7. We are of the view that the availability of building in the locality and its suitability are all matters of evidence. The Rent Control Court has to
decide each individual case on its merits. A Division Bench of this Court in Sadanandan v. Kuncheen 1991 (2) KLT 628 held that since the
proviso works as an exemption the person who desires to get the exemption has to prove the ingredients of the proviso and to that extent there
cannot be any doubt. However, being a negative aspect and that too, the availability of a suitable building in the locality, the nature and quantum of
evidence that has to be proved by the tenant may, in appropriate cases, be confined to a positive affirmation by the tenant before the Court that no
suitable buildings is available in the locality. Burden then shifts to the landlord since he can positively prove the fact that buildings are available. The
expression ""suitable buildings available in the locality to carry on trade or business"" assumes importance to understand the meaning of the second
proviso. Building must be suitable to carry on the business or trade which is being conducted in the tenanted premises. Once it is established that
building is available, the available building is to be suitable to carry on the business or trade conducted in the tenanted premises. But once suitability
and availability is established, it is the look out of the tenant to negotiate with the prospective landlord and obtain possession. Tenant cannot plead
payment of high rent and security amount to the prospective landlord as a defence to defeat the bona fide need established by the landlord u/s
11(3). In other words, payment of high rent and security amount by the tenant to the prospective landlord has no inter relationship with the bona
fide need established u/s 11(3); nor the Rent Control Court is expected to determine the plea of the tenant that even though suitable buildings are
available they are out of reach after negotiation with the prospective landlord. Naturally tenant is expected to pay the current market rent prevalent.
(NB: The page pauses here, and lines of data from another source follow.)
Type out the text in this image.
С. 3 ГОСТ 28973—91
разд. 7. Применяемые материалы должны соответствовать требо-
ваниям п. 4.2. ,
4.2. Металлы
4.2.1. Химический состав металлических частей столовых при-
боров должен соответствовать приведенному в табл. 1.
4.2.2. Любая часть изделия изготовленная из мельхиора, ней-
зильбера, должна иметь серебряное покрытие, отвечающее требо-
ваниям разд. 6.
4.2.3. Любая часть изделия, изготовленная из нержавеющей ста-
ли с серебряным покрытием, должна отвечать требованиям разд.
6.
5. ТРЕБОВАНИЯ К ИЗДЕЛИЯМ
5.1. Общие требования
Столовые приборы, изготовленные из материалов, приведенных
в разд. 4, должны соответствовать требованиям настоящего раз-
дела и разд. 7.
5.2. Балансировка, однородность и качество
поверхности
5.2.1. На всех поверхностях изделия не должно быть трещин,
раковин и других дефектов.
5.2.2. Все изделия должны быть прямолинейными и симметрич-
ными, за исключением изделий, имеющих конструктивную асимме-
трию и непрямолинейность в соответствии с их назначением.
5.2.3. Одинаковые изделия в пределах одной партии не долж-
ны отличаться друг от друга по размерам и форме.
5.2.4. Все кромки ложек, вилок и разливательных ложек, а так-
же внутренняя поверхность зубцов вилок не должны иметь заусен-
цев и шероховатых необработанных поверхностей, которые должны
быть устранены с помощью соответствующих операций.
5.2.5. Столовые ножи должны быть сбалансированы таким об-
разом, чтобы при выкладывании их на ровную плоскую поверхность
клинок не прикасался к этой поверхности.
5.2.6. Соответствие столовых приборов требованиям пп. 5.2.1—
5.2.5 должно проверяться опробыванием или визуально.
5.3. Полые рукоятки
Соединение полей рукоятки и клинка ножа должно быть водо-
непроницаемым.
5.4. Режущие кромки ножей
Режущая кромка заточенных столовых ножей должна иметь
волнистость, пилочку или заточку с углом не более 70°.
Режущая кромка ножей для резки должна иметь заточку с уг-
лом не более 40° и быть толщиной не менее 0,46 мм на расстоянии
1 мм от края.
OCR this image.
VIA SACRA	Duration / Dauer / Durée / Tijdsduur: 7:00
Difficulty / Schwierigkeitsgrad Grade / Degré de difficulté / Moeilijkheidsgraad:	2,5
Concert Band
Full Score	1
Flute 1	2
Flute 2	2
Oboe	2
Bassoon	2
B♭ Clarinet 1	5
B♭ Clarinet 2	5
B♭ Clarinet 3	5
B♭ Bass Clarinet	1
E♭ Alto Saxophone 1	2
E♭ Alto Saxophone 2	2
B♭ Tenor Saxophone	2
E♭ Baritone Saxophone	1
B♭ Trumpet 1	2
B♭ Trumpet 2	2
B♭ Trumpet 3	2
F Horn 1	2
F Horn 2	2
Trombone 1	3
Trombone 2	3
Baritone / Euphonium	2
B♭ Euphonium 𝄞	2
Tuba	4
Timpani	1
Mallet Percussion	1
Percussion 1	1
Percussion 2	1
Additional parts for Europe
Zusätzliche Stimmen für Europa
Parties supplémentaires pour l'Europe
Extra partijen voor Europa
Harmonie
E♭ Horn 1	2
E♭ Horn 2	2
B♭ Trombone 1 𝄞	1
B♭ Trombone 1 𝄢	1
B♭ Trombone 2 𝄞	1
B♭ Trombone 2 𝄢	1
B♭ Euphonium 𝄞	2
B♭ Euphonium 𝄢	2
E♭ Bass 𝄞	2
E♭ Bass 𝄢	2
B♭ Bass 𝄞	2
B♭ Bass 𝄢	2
Prospective landlord may fix the rent taking into consideration a variety of facts, cost of construction, land value, importance of the locality etc.
before letting but the building. No tenant can expect a building with the same rent which is currently being paid by him for the tenanted premises. In
other words, those are all matters for the tenant to negotiate with the prospective landlord and not the concern of the landlord who had already
established his bona fide need u/s 11(3).
8. In this case both the courts have concurrently found that tenant is not entitled to protection under the second proviso to Section 11(3). We
therefore find no reason to disturb the said finding. However, tenant is given three months'' time to vacate the premises.